Si j’étais  Iker Martinez multi-médaillé venant du skiff et du large mais comme tous les prétendants au support olympique,  pour progresser en cata, je ferai de la F18. Non seulement car il pourrait retrouver ceux qui sont devant dans la série mixte, mais aussi parce que cela permettrai techniquement de se concentrer sur une paire d’aspects spécifique à notre sport et réserver du temps aux  joies particulières de la mixitude sur dérives courbes. Je dis ça… ;-)

Vous pouvez aussi apprécier vos progrès (si, si…) sur le Championnat de Bretagne des raids, le Championnat sud ou la ranking list de l’Association Française de Formule 18, sans oublier la Gentleman Cup ouverte depuis 4 ans sur la Coupe Nationale et maintenant sur les Corsaires et le Duc d’Albe. Classement spécifique pour les compétiteurs classés au-delà de national 4 par la FFVoile. Association dont vous élirez et les dirigeants (des compétiteurs comme vous) et les principes de classements (circuit majeur national) et du choix de l’asso française pour les évolutions (ou non)  des bateaux au niveau international.

Raison n°1: c’est « ben fun »

Glisser à près de 20 noeuds sous spi, l’équipier volant au bout de la ficelle à rôti (perso avec 95 kg, je préfère le cable acier, je sais c’est psychologique…), double trapèze au près dès 8 noeuds, des bagarres à chaque bouée, viriles mais correctes (le F18iste passe son temps à la buvette et laisse tranquille le jury), des paysages grandioses que seuls un catamaran marin comme un F18 permettent de contempler des côtes de la bretagne nord de la Costarmoricaine à celles VIPesques de la Saint Barth Catacup. Des bords de largue de furieux sans trop craindre de sancir car on apprécie les 5,5 mètres de la coque et en particulier les 50 derniers centimètres tout la bas devant. Pour finir un départ au côté du dernier vainqueur du Vendée Globe, c’est en F18 et pas ailleurs. Comme de discuter sur le parking avec des acteurs du Classe C, de l’AC45 et de l’extrême 40, bref le top de la voile moderne.

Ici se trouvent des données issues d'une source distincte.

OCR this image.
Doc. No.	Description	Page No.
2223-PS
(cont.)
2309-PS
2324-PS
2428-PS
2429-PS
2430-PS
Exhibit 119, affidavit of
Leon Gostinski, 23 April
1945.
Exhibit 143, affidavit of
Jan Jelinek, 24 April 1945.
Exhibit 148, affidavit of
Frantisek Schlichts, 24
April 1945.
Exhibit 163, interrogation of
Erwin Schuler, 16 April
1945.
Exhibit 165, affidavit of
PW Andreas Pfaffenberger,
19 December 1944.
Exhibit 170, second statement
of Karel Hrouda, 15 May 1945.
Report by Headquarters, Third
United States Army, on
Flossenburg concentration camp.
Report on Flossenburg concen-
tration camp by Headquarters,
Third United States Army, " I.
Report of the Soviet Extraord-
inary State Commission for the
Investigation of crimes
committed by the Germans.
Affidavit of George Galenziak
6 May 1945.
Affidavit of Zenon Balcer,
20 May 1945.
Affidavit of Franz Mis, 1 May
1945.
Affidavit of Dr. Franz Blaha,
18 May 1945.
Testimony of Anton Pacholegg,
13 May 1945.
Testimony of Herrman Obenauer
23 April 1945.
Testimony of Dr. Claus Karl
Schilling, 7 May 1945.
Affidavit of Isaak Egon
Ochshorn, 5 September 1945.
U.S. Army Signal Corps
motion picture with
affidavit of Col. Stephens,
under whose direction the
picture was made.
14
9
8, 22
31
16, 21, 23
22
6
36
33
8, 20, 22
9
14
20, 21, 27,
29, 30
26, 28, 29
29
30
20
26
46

Même les meilleurs, ici François Gabart avec Mathieu Vandame, doivent dompter Le Catamaran de Sport. Photo extraite d'une très belle série de Jérémy Bidon: http://jeremybidon-photographie.tumblr.com/

Il était de bon ton pour certains pratiquants et techniciens des bateaux lents ou avec une coque en moins de remettre en question les qualités nécessaires pour les sportifs du catamaran et le niveau induit des compétitions. J’ai même entendu qu’il ne pouvait pas y avoir de niveau sur un Championnat d’Europe jeune car les français trustaient les premières places… Ces approches fausses sont dépassées, décalées par rapport à la réalité, à tel point qu’elles font aujourd’hui sourire pour peu que l’on considère quelques faits.

Le passage du dériveur au cata n’est pas l’assurance de médailles chez les jeunes, mais relève d’une nécessaire remise en cause préalable à un apprentissage spécifique.

Certes au début de la filière jeune en 2002/2003, certains jeunes de l’optimist on pu glâner une ligne de palmarès en faisant un Championnat de France Tyka. Mais ce parcours alternatif est devenu rapidement particulièrement escarpé. Aujourd’hui des tops guns de l’optimist qui basculent sur le SL15.5 doivent d’abord franchir la barrière de l’appréhension de la vitesse, du travail passionnant en équipage et de l’anticipation indispensable dès que l’on navigue à plus de 8 noeuds.

Certains y parviennent ! Je note cependant que c’est au sein de grosses écuries du catamaran de sport et qu’ils sont issus de famille avec un gros capital et vécu « bicoquesque ». Gérer la surpuissance, glisser sans se faire dépasser, cela  sans réduire la toile est une caractéristique que nous ne partageons pas avec les planches à voile ou l’habitable.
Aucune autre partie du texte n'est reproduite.